Personal information
- Full name: William Andrew Henderson
- Born: 19 November 1917 Pretoria, South Africa
- Died: 21 March 1995 (aged 77) Sandton, Gauteng, South Africa
- Batting: Right-handed
- Bowling: Right-arm fast

Domestic team information
- 1937/38–1946/47: North Eastern Transvaal

Career statistics
| Competition | First-class |
| Matches | 10 |
| Runs scored | 98 |
| Batting average | 7.53 |
| 100s/50s | 0/0 |
| Top score | 32 |
| Balls bowled | 2,274 |
| Wickets | 33 |
| Bowling average | 30.06 |
| 5 wickets in innings | 1 |
| 10 wickets in match | 0 |
| Best bowling | 7/4 |
| Catches/stumpings | 5/– |
- Source: CricketArchive, 1 June 2018

= William Henderson (cricketer) =

South African cricketer (1917–1995)

William Andrew Henderson (19 November 1917 – 21 March 1995) was a South African cricketer who only played 10 first-class matches between 1937 and 1947.
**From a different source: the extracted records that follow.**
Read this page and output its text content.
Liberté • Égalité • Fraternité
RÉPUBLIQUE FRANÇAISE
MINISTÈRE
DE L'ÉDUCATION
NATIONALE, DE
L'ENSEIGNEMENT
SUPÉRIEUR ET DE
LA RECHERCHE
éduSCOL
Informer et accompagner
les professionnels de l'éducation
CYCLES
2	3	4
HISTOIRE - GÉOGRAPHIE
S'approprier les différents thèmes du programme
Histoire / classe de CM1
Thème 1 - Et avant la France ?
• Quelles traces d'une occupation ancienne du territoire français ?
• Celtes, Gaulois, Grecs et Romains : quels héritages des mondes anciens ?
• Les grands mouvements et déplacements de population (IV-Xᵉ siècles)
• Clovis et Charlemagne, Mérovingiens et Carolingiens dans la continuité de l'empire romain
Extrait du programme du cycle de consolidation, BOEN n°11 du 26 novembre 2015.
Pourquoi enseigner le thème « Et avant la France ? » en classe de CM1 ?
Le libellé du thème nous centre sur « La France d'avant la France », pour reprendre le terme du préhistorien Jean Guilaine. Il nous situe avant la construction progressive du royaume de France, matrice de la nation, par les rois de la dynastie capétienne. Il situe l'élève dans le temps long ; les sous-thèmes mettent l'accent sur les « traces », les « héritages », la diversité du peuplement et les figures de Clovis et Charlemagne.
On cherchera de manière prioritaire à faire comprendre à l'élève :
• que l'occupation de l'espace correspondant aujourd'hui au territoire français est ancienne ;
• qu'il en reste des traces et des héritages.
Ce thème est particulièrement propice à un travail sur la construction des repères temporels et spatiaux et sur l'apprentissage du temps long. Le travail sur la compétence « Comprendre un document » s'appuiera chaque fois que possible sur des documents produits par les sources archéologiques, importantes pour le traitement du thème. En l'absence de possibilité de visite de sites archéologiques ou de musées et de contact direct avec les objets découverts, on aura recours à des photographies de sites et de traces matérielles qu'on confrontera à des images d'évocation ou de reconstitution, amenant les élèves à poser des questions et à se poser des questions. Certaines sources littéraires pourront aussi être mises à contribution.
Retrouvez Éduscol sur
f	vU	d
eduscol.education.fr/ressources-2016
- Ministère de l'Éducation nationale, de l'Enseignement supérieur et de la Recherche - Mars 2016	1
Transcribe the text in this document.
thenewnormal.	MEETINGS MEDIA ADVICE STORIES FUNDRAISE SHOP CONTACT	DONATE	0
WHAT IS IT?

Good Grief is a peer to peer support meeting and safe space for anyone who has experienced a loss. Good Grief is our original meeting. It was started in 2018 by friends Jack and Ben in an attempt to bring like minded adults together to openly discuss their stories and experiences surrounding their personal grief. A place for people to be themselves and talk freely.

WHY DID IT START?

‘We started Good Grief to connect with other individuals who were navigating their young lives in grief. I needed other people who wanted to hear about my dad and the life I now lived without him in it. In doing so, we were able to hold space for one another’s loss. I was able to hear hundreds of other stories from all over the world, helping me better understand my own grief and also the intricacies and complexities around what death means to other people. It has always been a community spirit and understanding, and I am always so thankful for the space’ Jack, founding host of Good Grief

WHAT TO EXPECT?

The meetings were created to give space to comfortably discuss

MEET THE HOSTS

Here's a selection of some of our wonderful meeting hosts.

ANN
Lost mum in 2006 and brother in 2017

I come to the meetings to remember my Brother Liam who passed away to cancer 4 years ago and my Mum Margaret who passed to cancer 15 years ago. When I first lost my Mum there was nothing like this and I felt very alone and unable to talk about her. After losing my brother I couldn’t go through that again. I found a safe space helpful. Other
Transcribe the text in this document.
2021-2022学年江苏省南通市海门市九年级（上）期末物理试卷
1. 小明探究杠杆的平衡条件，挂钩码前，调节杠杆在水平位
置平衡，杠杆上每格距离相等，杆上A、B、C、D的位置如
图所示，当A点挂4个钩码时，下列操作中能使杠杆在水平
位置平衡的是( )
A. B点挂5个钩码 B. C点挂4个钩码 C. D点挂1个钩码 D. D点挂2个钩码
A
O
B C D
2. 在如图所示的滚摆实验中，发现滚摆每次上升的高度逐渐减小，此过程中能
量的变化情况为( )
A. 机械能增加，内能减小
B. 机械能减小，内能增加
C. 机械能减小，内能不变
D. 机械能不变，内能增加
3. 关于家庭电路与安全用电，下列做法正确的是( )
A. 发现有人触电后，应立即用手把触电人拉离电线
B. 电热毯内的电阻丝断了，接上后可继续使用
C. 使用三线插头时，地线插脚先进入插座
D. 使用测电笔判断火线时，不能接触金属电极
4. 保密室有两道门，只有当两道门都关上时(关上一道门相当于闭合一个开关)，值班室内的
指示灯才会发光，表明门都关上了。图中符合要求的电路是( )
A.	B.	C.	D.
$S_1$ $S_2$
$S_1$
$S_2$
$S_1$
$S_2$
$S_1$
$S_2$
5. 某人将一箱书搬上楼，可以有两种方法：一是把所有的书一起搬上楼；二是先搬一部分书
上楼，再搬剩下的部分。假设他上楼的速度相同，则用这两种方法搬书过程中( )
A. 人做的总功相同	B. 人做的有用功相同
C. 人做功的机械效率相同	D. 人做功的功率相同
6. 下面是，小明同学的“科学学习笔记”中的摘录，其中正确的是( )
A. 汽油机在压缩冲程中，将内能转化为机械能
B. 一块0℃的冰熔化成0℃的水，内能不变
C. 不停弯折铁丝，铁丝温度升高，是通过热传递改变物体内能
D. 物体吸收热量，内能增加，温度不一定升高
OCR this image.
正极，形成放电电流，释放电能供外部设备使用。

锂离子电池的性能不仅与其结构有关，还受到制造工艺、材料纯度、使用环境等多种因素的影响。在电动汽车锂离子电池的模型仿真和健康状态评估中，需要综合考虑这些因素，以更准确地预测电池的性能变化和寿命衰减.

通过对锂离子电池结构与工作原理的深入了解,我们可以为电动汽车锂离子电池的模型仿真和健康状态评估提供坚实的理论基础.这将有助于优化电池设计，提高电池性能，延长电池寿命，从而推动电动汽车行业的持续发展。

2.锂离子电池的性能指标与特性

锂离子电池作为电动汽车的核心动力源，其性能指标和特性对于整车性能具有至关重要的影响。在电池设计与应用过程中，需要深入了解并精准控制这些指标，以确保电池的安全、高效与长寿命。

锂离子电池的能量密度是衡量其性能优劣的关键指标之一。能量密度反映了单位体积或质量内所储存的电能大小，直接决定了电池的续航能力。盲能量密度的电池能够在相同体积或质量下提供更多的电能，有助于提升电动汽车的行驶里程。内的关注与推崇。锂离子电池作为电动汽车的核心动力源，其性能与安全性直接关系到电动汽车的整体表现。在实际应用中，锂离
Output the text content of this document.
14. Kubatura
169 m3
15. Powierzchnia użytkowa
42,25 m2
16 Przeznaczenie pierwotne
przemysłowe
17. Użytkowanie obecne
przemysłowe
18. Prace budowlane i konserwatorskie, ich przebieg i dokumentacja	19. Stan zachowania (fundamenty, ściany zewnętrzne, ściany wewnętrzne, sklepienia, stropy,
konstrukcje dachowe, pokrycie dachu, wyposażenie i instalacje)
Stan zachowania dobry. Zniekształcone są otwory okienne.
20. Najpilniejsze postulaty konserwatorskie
==Five wickets in six balls==
Henderson shares the record of taking five wickets in six balls in first-class cricket (W W W W 0 W, off the last 3 and first 3 balls of consecutive overs) with four other bowlers. He achieved this record for North Eastern Transvaal against Orange Free State at Bloemfontein in 1937–38.

North Eastern Transvaal won the toss and batted first, scoring 71 (Dudley Sparks took six for 21). In reply Orange Free State scored 94, Lennox Brown taking six for 55. In their second innings North Eastern Transvaal scored 414 for seven declared (Raymond Currer scored 150 and Robert Hicks 121). Requiring 392 to win, Orange Free State were dismissed for 46. Henderson took seven for 4, including four wickets in four balls and five wickets in six balls. His figures, bowling eight-ball overs, were 9.3–7–4–7. North Eastern Transvaal won by 345 runs. Henderson's five wickets finished the match; he bowled three of his victims in succession with full tosses.